The laird nodded. "Aye, she is not afraid to murder, as we know. You've done well, Beinn."

"What will you do, my lord?" he asked the laird.

"I am not certain I will do anything," Malcolm Scott said. "Sir Udolf is dead and so Alix will not be harassed again by him. As for Robena, let her wonder what I will do. But why did she kill him? And did he tell her of Alix and our bairns? I am curious as to what she will do, but then there is little she dare outside of her own cottage."

"I do not know if she knows of your wife and bairns, my lord," Beinn said honestly. "But I believe she may be waylaying those who stumble upon her cottage and robbing them of whatever they have."

"And probably taking the hapless men who fall into her web as lovers," the laird said dryly. "I hate the thought of imprisoning her in the old tower by Dunglais Water, but I suppose I must think on it. I would not do for either Alix or Fiona to stumble upon Robena's dwelling one day. I know I have been lenient with her. Another man would have slain her where he caught her that day, Beinn."
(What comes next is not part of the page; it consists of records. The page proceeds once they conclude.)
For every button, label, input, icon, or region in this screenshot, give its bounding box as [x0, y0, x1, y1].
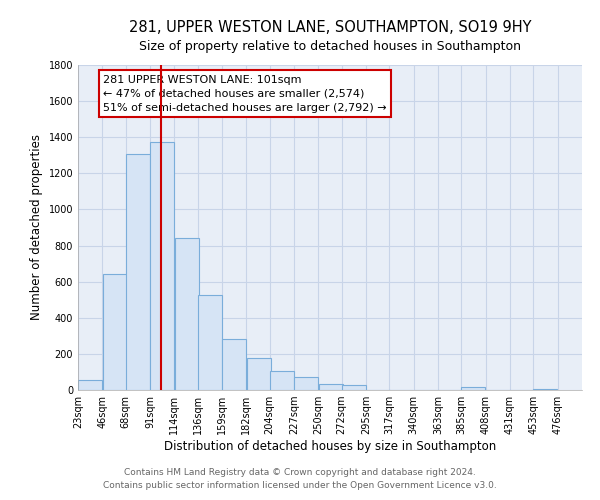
Bar — [150, 142, 174, 390]
Bar — [126, 154, 150, 390]
Bar — [461, 388, 485, 390]
Bar — [342, 386, 366, 390]
Text: 281, UPPER WESTON LANE, SOUTHAMPTON, SO19 9HY: 281, UPPER WESTON LANE, SOUTHAMPTON, SO1… — [129, 20, 531, 35]
Bar — [533, 389, 557, 390]
Bar — [222, 340, 246, 390]
Y-axis label: Number of detached properties: Number of detached properties — [30, 134, 43, 320]
Bar — [78, 380, 102, 390]
Bar — [247, 358, 271, 390]
Text: Size of property relative to detached houses in Southampton: Size of property relative to detached ho… — [139, 40, 521, 53]
Bar — [175, 238, 199, 390]
Bar — [319, 384, 343, 390]
Bar — [294, 378, 318, 390]
Text: 281 UPPER WESTON LANE: 101sqm
← 47% of detached houses are smaller (2,574)
51% o: 281 UPPER WESTON LANE: 101sqm ← 47% of d… — [103, 74, 387, 113]
Bar — [270, 371, 294, 390]
X-axis label: Distribution of detached houses by size in Southampton: Distribution of detached houses by size … — [164, 440, 496, 453]
Text: Contains HM Land Registry data © Crown copyright and database right 2024.
Contai: Contains HM Land Registry data © Crown c… — [103, 468, 497, 490]
Bar — [103, 274, 127, 390]
Bar — [198, 295, 222, 390]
"Aye, my lord, they would have. But this new murder cannot go unpunished. It is true that Sir Udolf Watteson has no family to come seeking his fate. But if there have been others in the past, if there are others in the future, the bitch may not have such good fortune. You have done your best to protect her from herself, my lord, but now I fear you must protect others from her. Fyfa and Rafe are good souls, and they do their best by her, but you know that she dominates them by virtue of her position as their mistress. They can do so much. She is dangerous, and grows more so, I fear."

The laird nodded. "I do not disagree with you, Beinn," he said. "But autumn and winter are upon us. My lady will birth another bairn soon. I would not have her learn of Robena and her situation, for it will certainly distress her. And I most surely do not want Fiona ever knowing that the mother who birthed her is yet alive. The pain that woman caused my daughter has been wiped away by Alix's love for her."